Monday, Mar. 06, 1972

The Rise of No-Loads

Quick business quiz: how does a group of companies sell its product if it has no salesmen? Answer: by making that fact a virtue--indeed, the main merchandising point.

Whatever marketing professors might think of that reply, it describes the strategy of the little known "no-load" mutual funds. Four years ago, there were 65 no-load funds. Now there are 160 with 1.4 million shareholder accounts, a fourfold increase. Last year, when mutual funds as a whole suffered an excess of redemptions over sales, the no-loads went on registering increases in net sales.

Like other mutual funds, the no-loads pool cash from small investors into a big kitty and invest it in stocks. The distinction is that they dispense not only with expensive salesmen but with the "load," or sales commission, that regular mutual funds charge; such loads usually run about $8.50 for each $100 invested. By contrast, a no-load fund charges only a management fee of 50-c- per $100 or less. The no-loads depend upon newspaper ads that invite potential investors to write or telephone for a prospectus, plus word-of-mouth recommendations.

The older and larger no-load funds were formed mostly by investment counselors as a handy way of attracting investors whose accounts were too small to merit individual attention. T. Rowe Price Associates of Baltimore, an investment counselor, owns the biggest no-load fund, T. Rowe Price Growth Stock Fund, and two other large ones, Rowe Price New Horizon and Rowe Price New Era. The assets of these three funds account for 26% of the entire no-load industry's assets of $5.8 billion. Recently, some of Wall Street's investment houses have also been setting up no-load funds to offer an additional, inexpensive investment option to clients. Two examples are Merrill Lynch's Edie Special Growth Fund and Burnham and Co.'s Burnham Fund.

Top Three. The no-load funds do a good investing job. Last year three no-load funds ranked one-two-three in growth among all the 526 funds rated by Manhattan's Arthur Lipper Corp. Another four no-load funds were in the top 15. Growth Fund Research Inc., a San Clemente, Calif., research firm, figures that $10,000 invested in an average no-load fund in 1949 would have grown to $96,246 by the end of 1970, assuming reinvestment of all capital gains and dividends. The same amount of money invested in an average loaded fund would have grown to $70,502.

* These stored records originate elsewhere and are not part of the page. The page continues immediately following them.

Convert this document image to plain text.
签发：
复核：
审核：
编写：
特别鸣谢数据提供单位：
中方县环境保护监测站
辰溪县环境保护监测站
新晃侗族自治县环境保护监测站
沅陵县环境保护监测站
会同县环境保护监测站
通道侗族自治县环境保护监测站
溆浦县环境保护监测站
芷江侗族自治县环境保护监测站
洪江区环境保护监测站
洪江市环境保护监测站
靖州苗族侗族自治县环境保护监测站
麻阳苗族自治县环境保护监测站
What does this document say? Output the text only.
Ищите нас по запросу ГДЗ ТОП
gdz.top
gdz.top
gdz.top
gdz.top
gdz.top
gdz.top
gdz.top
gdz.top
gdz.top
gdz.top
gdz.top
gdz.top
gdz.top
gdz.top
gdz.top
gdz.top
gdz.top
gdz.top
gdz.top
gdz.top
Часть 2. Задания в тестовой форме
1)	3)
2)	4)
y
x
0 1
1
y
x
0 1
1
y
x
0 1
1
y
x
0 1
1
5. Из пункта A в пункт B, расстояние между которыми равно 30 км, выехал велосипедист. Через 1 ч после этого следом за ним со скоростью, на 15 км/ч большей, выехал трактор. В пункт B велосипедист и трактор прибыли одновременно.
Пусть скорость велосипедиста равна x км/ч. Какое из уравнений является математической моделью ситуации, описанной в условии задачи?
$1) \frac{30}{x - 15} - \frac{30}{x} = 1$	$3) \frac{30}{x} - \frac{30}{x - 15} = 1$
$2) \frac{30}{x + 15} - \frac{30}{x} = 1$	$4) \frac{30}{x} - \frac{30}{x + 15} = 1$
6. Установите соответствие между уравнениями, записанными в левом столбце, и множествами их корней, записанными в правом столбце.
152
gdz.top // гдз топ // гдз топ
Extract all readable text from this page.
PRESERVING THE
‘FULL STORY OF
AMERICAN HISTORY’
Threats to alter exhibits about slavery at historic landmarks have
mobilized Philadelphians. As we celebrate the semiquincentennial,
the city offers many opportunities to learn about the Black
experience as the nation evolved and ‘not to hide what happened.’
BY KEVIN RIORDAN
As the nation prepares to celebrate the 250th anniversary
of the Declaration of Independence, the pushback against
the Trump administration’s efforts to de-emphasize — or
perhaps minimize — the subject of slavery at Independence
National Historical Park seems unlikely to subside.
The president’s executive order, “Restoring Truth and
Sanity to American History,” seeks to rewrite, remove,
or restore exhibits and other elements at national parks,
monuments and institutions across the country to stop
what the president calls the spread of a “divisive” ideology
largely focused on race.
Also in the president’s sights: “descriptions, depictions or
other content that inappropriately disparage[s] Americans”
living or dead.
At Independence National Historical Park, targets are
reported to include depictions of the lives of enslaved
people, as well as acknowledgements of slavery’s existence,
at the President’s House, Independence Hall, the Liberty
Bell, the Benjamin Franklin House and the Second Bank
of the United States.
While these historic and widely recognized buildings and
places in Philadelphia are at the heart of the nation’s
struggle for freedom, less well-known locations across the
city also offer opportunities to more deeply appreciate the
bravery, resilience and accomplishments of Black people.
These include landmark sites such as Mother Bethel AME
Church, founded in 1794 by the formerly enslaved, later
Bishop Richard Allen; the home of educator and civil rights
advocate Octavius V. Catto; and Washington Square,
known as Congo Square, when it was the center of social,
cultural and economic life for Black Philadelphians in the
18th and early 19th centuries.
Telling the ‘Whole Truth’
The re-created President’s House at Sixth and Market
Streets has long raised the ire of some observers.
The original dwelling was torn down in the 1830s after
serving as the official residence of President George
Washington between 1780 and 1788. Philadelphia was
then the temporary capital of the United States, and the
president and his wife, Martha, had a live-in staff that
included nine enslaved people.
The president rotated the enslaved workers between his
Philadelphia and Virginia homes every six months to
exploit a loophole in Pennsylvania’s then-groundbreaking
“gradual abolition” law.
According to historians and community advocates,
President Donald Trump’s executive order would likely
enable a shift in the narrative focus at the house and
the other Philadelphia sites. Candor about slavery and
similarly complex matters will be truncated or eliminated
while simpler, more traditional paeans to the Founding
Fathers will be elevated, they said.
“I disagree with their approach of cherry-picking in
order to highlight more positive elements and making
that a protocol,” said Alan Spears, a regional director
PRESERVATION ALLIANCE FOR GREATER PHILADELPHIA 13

Part of the difference is that more of the no-load investor's dollar is actually used to buy stock because no sales commission is lopped off when a buy order is placed. No-loads may also perform well because many are small and must thus concentrate their investments in relatively few stocks, which can be advantageous if those issues are the big gainers. Sometimes the managers of the no-loads are freer to concentrate on picking the right stocks. Managers of loaded funds often have to spend much of their time simply planning sales strategy.